Promoting the rights of rural women at CSW62
Building on collective work to advance women’s rights related to land, housing and natural resources, ESCR-Net members active in the Women and ESCR and Corporate Accountability Working Groups engaged with fellow civil society advocates, state representatives and UN officials—at the 62nd UN Commission on the Status of Women (CSW) focused on issues impacting rural women.
On Monday, 12 March 2018, the Women and ESCR Working Group coordinated a parallel event at the NGO Forum to the CSW titled “Rural women leaders advancing human rights and shaping standards: Evolving openings.” The event, which was moderated by Pauline Vata of Hakijamii, foregrounded opportunities for women’s leadership in collective advocacy structural and macro-economic issues that constitute root causes of human rights violations against women and girls in rural areas.
Female leaders Zenayda Serrano of Movimiento Unificado Francisco Sánchez-1932 (MUFRAS-32), Elina Horo of Asia Indigenous Peoples Pact and Christiana Louwa of the World Forum of Fisher Peoples shared stories of and lessons from their struggles.
“We were afraid of confronting the hard reality of impunity; above all, due to the corruption that exists in our countries. But this did not cause us to falter in our struggle. On the contrary, we encountered great international solidarity… which obligated the Salvadoran State to investigate a bit and also to prohibit metallic mining [in El Salvador].”
After sharing their stories, members invited an interactive dialogue with participants regarding opportunities for advancing community control over land and resources, as well as the necessary leadership of women in shaping demands, envisioning just futures and shaping global norms.
On Tuesday, 13 March, the Women and ESCR Working Group co-sponsored a session at the official CSW together with the Permanent Mission of Finland. The event, which was moderated by Sanam Amin of Asia Pacific Forum on Women, Law and Development. Featuring presentations by Pilar A. Alcalá of Instituto de Liderazgo Simone Beauvoir, Judit Geller of European Roma Rights Center, Christine J. Kandie of Endorois Welfare Council and Chanda Thapa Asia Indigenous Peoples Pact, the event explored openings to confront structural barriers preventing the realization of economic, social and cultural rights of rural, indigenous and minority women and girls.
These presentations highlighted how the lack of adequate basic public services for many rural communities is connected to violations of rights to health, education, safe, clean water and sanitation, among others.

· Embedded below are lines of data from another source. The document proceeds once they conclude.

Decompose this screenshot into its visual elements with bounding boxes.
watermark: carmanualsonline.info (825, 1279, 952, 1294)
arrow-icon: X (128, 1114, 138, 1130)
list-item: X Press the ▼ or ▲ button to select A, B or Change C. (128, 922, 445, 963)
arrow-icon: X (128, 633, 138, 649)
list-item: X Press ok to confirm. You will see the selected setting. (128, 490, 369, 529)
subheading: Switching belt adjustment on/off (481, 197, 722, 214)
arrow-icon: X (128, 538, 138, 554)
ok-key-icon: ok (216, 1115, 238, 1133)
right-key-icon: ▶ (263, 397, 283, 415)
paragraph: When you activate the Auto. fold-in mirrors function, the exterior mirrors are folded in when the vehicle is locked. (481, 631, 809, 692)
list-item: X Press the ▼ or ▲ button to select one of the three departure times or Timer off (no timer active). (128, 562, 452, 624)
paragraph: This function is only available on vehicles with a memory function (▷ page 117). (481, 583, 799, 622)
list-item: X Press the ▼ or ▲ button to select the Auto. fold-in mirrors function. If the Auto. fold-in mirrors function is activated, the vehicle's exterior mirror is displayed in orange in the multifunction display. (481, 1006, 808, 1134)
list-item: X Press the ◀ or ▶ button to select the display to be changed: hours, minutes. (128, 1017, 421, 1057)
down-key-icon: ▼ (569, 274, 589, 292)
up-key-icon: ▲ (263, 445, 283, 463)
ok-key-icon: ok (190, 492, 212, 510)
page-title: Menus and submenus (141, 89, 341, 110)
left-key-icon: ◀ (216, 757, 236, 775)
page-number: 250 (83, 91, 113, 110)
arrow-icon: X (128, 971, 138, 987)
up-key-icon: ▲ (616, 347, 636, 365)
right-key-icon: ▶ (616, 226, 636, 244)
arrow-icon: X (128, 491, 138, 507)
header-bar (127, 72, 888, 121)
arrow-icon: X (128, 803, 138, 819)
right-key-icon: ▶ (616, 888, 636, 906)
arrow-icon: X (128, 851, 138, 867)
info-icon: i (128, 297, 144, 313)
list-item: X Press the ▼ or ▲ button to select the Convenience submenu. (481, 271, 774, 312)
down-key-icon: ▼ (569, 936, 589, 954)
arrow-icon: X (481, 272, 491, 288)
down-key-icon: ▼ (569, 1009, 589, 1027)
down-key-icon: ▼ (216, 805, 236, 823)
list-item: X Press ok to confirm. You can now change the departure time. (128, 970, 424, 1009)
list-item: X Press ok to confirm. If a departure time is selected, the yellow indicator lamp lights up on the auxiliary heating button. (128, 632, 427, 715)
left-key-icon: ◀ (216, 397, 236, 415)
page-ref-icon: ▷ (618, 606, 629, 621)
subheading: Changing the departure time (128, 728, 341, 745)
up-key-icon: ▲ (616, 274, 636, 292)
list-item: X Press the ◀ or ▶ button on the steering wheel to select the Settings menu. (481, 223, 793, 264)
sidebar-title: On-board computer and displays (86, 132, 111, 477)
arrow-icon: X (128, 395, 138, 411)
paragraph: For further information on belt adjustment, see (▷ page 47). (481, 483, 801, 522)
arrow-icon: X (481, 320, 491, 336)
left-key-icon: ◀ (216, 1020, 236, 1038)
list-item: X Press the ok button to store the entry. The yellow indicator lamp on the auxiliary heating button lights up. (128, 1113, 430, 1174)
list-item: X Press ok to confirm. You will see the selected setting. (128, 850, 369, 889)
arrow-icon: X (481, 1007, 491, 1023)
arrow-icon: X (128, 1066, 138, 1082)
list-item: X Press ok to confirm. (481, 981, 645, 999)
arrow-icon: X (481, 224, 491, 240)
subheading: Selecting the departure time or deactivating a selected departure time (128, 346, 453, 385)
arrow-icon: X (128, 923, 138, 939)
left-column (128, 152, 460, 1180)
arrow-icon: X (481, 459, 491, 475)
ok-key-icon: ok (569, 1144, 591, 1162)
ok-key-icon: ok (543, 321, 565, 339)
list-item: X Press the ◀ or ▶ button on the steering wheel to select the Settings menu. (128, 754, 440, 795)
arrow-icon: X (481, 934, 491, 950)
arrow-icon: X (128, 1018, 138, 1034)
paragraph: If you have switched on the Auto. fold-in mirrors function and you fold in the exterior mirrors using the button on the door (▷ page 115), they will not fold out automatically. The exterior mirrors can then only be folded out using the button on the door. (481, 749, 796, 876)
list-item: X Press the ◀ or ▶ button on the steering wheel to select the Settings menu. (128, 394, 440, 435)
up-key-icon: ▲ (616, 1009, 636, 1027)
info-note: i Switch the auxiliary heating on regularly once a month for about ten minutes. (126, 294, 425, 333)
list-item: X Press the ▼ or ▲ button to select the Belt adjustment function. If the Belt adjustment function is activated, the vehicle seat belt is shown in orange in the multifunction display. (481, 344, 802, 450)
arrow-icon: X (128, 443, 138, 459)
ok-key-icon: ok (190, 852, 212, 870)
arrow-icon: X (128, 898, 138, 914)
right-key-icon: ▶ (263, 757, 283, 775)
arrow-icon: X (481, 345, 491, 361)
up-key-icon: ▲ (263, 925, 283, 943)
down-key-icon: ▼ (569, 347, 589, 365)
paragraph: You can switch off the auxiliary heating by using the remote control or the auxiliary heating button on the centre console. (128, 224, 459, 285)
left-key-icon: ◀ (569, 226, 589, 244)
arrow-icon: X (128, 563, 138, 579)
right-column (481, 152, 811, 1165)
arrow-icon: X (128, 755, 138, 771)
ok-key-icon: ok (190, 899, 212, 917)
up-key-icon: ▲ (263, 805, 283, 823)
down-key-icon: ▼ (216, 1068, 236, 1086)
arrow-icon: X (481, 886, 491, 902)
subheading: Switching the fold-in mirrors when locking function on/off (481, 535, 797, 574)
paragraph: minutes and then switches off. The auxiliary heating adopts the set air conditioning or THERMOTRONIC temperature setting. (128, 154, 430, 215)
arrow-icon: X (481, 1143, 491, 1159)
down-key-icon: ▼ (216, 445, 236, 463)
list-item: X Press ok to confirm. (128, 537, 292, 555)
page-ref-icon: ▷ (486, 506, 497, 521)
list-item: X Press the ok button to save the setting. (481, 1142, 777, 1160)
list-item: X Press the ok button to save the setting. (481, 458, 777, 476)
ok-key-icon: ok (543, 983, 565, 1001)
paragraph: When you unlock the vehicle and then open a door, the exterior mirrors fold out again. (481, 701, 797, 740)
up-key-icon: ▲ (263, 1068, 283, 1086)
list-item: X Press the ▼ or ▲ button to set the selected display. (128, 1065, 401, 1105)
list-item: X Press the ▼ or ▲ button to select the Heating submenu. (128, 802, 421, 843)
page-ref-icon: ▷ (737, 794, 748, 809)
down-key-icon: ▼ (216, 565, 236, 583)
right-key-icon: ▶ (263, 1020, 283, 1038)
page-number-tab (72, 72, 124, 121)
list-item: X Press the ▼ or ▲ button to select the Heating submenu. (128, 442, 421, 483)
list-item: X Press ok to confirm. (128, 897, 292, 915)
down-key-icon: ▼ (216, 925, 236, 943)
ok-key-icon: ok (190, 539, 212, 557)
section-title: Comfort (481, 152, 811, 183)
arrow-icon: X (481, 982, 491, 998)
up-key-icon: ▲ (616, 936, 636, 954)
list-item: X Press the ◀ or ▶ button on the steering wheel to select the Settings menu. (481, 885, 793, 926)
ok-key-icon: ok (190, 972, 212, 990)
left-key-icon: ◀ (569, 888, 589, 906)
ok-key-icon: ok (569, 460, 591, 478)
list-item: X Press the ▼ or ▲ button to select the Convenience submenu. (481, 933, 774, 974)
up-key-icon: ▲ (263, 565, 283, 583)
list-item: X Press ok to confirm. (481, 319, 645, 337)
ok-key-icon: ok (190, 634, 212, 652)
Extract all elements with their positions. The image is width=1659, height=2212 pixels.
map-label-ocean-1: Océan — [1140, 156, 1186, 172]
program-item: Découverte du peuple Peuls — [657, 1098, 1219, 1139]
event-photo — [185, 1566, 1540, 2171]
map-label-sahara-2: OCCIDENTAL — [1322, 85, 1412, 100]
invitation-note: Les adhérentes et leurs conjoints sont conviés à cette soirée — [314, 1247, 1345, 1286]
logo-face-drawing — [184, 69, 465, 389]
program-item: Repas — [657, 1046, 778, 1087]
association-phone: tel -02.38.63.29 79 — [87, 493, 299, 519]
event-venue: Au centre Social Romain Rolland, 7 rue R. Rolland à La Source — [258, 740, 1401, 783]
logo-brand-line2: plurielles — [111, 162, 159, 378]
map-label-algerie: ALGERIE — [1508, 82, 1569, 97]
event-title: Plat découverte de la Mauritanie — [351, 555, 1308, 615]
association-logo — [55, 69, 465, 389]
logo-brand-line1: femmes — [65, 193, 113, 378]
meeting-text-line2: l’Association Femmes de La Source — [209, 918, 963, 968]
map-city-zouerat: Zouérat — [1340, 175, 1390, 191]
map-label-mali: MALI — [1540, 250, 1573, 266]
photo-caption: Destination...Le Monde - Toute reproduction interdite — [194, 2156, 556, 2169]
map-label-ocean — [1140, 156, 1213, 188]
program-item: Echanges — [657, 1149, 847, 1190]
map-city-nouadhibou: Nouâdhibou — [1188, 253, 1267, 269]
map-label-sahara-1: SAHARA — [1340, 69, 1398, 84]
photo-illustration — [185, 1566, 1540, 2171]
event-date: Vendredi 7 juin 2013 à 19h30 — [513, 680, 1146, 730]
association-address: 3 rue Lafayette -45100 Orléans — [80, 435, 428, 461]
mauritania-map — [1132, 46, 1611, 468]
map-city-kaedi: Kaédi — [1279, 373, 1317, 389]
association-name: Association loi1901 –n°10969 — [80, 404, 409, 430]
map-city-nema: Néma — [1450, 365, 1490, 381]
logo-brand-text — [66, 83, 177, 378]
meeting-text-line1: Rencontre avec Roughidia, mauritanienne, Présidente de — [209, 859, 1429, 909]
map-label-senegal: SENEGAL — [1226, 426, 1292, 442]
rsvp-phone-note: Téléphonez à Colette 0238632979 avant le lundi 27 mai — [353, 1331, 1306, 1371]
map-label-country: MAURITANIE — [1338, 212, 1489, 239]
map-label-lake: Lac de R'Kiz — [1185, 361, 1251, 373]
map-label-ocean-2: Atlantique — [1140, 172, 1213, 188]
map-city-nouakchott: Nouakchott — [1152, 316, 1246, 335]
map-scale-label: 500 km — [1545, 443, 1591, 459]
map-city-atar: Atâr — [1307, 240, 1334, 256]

Special focus was paid to the ways these connections disproportionately impact women.
Participants also highlighted how the wider failure to recognize the rights of rural communities to land and other natural resources expose them to the negative impacts of land grabs, climate change and large-scale extractive, energy and infrastructure projects. Moreover, for women, the impacts of these processes are often magnified by patriarchal social norms shaping the division of labor, including care, land tenure and participation in key decision-making processes. The event enabled members to share their analysis from different regions and discuss emerging openings to advance human rights for rural, indigenous and minority women.
Focusing on one of these openings, Feminists for a Binding Treaty (#Feminists4BindingTreaty) — an informal collective of advocates led by several ESCR-Net members and a few close allies — also facilitated events co-sponsored by ESCR-Net. Since 2016, this group has been making the case for a feminist perspective to inform the evolving UN treaty on business and human rights. At CSW, this call manifested in an official event with the Permanent Mission of Ecuador on March 12, which amplified the unique experiences and challenges faced by rural women and girls with regards to corporate-related human rights abuses. The event highlighted the important effects of women’s political participation in shaping accountability for human rights. Moreover, on March 13, Feminists for a Binding Treaty held a parallel event at the NGO Forum to the CSW to further deepen discussion about strategies to stop corporate impunity for human rights violations affecting rural women and girls.